The vice president was not far behind, just as persuasive but less vivid. “I think it is manmade. I think it’s clearly manmade. If you don’t understand what the cause is, it’s virtually impossible to come up with a solution. We know what the cause is. The cause is manmade. That’s the cause. That’s why the polar icecap is melting,” Joe Biden said, outlining the administration’s position on global warming; apparently, “Apocalypse Now” is threatening a host of calamities. Although the vice president sounds terminally confused, if he says “I think it is manmade,” then there should be no more debate. It is settled. We should take it as gospel and blow trillions of dollars in an effort to save the planet. And according to those two delusional alarmists, this is it. There will not be another moment. Must act now!!!
I am old enough to remember that not so long ago, in the mid-1970s, the world debated “global cooling” with the same intensity and urgency as we are debating global warming today. It was also very urgent and potentially catastrophic although, back then, we needed to save the planet from freezing. The cover of the April 28, 1975 issue of Newsweek proclaimed “The Coming Ice Age.” In the article “The Cooling World,” the magazine suggested that, among other disasters, cooling “may portend a drastic decline for food production.” In the June 24, 1974 issue of Time magazine, the article “Another Ice Age” painted a bleak picture for the future of our planet. These same publications now advocate global warming.

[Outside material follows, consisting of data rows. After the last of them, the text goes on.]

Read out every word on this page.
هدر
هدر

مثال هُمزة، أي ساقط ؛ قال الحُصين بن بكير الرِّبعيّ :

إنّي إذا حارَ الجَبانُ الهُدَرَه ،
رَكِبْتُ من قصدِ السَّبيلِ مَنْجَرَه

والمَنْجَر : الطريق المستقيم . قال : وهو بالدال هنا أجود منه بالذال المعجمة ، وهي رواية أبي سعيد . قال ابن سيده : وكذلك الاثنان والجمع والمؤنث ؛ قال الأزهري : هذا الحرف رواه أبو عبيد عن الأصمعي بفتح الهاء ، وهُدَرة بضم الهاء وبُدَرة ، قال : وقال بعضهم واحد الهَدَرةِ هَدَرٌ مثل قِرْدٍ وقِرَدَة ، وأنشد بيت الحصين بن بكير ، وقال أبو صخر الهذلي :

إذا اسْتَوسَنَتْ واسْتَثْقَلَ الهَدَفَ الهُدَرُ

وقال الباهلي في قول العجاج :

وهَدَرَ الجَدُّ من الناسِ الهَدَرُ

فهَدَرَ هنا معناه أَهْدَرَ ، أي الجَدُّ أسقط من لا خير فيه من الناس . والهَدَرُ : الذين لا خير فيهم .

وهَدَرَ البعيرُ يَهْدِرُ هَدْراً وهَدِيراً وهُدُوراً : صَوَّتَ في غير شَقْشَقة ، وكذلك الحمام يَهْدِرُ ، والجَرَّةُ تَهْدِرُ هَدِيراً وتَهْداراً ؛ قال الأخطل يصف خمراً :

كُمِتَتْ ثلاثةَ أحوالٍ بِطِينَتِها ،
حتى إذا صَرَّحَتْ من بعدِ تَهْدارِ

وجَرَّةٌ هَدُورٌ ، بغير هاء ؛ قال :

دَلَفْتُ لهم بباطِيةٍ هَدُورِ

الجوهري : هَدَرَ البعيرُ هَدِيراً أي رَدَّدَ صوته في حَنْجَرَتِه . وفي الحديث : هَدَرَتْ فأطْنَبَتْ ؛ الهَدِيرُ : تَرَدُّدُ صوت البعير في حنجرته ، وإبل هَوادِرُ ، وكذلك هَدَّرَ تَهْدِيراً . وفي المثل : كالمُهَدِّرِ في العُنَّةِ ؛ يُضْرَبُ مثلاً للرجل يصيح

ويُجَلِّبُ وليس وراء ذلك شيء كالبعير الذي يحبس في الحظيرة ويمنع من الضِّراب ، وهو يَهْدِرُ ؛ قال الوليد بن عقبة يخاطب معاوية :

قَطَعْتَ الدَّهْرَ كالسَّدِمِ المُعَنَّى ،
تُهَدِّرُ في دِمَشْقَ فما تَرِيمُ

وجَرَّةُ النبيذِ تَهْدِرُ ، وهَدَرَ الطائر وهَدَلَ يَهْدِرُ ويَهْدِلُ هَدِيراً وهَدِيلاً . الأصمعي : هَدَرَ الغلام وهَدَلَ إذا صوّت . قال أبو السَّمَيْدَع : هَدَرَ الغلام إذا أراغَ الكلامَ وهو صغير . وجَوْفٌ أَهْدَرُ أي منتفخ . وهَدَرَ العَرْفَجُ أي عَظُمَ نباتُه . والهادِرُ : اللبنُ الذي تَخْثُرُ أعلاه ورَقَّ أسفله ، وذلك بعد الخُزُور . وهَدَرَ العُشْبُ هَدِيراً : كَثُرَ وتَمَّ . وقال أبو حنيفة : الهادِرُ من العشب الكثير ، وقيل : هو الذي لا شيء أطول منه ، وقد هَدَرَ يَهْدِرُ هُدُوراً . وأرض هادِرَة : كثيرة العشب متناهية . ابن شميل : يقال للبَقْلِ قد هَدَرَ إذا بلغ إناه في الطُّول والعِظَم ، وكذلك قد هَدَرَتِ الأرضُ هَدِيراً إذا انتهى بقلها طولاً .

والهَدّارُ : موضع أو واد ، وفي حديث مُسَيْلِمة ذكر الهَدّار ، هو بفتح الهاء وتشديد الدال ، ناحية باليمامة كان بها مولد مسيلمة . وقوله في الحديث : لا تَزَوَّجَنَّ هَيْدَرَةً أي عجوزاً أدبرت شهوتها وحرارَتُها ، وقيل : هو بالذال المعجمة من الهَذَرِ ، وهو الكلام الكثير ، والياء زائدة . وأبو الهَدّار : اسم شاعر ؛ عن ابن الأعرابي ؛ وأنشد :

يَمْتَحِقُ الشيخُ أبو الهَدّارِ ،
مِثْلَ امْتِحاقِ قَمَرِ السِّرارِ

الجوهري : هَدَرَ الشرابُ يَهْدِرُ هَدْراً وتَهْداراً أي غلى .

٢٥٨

I recently raised this argument with a renowned defender of global warming. His response was that science is a lot better today than it was forty years ago. “Does that mean science was wrong in predicting a new ice age?” I asked him sarcastically. I got my answer when he did not respond: It really does not matter what science says; we simply must believe in global warming. This and other discussions with the supporters of global warming convinced me of the futility of citing scientific and historical records to initiate an intellectually honest dialogue. I also became aware that these people would never relinquish their convictions and will continue to find arguments to justify them-even if these new arguments are diametrically opposed to those they previously espoused.